Tras la muerte de Lagartijo en el año 1900, desde el Ateneo de Madrid, un grupo de intelectuales  impulsó la idea de erigir en Córdoba una estatua que recordara en Córdoba al primer califa del toreo. El proyecto se puso en marcha, celebrándose varias corridas de toros en Alicante y encargándole la obra al escultor tarraconense Julio Antonio. La iniciativa pronto tuvo su eco en la prensa nacional. Nos cuenta Manuel Harazem en su libro La cuestión de las estatuas, que el tema fue objeto de burla por la mayoría de los medios, que no aceptaban que la primera estatua moderna de la Córdoba de Séneca y Maimónides se levantara para recordar a un torero. Refiere el autor que la puntilla se la dio la alta sociedad cordobesa, que desdeñosa como siempre, no aceptó que un torero invadiera un lugar reservado exclusivamente a las antiguas clases altas.

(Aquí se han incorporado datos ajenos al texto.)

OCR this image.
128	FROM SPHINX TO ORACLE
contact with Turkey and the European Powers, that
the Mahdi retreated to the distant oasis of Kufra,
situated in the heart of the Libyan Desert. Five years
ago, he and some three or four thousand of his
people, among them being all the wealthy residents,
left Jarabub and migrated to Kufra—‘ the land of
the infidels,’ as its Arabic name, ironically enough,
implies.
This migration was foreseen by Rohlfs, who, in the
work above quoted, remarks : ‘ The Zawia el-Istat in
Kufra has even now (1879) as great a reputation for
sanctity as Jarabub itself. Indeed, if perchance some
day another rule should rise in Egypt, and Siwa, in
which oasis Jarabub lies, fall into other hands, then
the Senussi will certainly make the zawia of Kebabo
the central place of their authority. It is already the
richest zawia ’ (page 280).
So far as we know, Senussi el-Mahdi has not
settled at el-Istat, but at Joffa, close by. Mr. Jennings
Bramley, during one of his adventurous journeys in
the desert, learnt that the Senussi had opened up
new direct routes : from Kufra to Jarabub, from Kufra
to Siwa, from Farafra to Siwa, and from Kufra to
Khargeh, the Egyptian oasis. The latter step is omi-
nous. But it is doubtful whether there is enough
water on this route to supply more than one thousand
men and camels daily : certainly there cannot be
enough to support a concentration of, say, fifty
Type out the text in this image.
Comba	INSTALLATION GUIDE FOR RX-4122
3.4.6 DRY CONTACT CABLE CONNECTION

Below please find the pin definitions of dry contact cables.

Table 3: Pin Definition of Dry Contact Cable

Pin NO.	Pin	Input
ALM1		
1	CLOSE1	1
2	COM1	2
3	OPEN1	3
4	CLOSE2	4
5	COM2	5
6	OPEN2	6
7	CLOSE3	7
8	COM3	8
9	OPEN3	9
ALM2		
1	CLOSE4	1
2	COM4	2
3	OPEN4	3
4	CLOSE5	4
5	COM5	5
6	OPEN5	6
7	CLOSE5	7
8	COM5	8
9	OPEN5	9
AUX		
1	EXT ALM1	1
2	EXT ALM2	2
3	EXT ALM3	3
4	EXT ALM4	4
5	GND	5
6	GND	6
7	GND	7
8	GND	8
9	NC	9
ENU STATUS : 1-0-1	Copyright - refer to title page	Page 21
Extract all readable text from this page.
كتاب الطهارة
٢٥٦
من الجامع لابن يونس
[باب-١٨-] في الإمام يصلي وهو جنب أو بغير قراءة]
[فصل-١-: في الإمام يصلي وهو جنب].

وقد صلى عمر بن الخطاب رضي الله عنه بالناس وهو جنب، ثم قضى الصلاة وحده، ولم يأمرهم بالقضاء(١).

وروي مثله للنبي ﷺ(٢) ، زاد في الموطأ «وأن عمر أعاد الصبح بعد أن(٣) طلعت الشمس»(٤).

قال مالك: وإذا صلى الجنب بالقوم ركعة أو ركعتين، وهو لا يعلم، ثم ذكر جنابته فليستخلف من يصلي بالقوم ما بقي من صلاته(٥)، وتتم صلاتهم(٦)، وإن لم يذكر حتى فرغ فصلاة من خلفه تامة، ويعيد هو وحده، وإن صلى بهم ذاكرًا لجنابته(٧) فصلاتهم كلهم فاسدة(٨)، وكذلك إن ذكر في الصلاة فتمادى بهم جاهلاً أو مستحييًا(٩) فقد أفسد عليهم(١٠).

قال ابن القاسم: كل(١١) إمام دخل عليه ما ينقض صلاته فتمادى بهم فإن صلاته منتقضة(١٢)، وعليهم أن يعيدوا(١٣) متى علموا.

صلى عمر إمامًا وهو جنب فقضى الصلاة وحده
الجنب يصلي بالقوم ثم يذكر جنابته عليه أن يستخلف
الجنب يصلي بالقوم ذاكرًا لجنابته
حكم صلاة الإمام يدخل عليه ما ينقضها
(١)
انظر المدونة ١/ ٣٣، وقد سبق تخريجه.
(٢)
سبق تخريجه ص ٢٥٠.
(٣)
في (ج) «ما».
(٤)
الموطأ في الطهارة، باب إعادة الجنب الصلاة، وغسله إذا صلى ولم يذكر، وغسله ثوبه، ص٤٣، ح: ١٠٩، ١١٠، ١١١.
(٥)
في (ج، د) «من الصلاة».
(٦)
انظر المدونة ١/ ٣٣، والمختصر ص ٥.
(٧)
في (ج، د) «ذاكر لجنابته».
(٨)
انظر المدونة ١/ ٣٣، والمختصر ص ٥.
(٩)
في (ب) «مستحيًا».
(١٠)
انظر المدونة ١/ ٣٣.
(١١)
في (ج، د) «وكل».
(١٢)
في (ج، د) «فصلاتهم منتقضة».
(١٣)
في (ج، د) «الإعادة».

Mateo Inurria y  Lagartijo fueron amigos. Su relación estuvo fundada en el interés cultural y la conciencia social de ambos. Decir que los dos eran de izquierdas es retrotraer un siglo la realidad actual. Del primero no cabe duda su compromiso político. De Rafael tenemos que recordar su comportamiento. Las famosas “cercas de Lagartijo”, en las que el torero ocupaba a los sin trabajo de Córdoba, es una buena muestra de su forma de ser y pensar. Junto a la amistad de ambos personajes existió por parte de Inurria un interés artístico en la figura de su amigo, inspirado en la personalidad del torero y en la valoración plástica de sus rasgos, como escribe Ramón Montes Ruiz  en su libro sobre el escultor cordobés editado por el Ayuntamiento de Córdoba junto con otras instituciones (2012).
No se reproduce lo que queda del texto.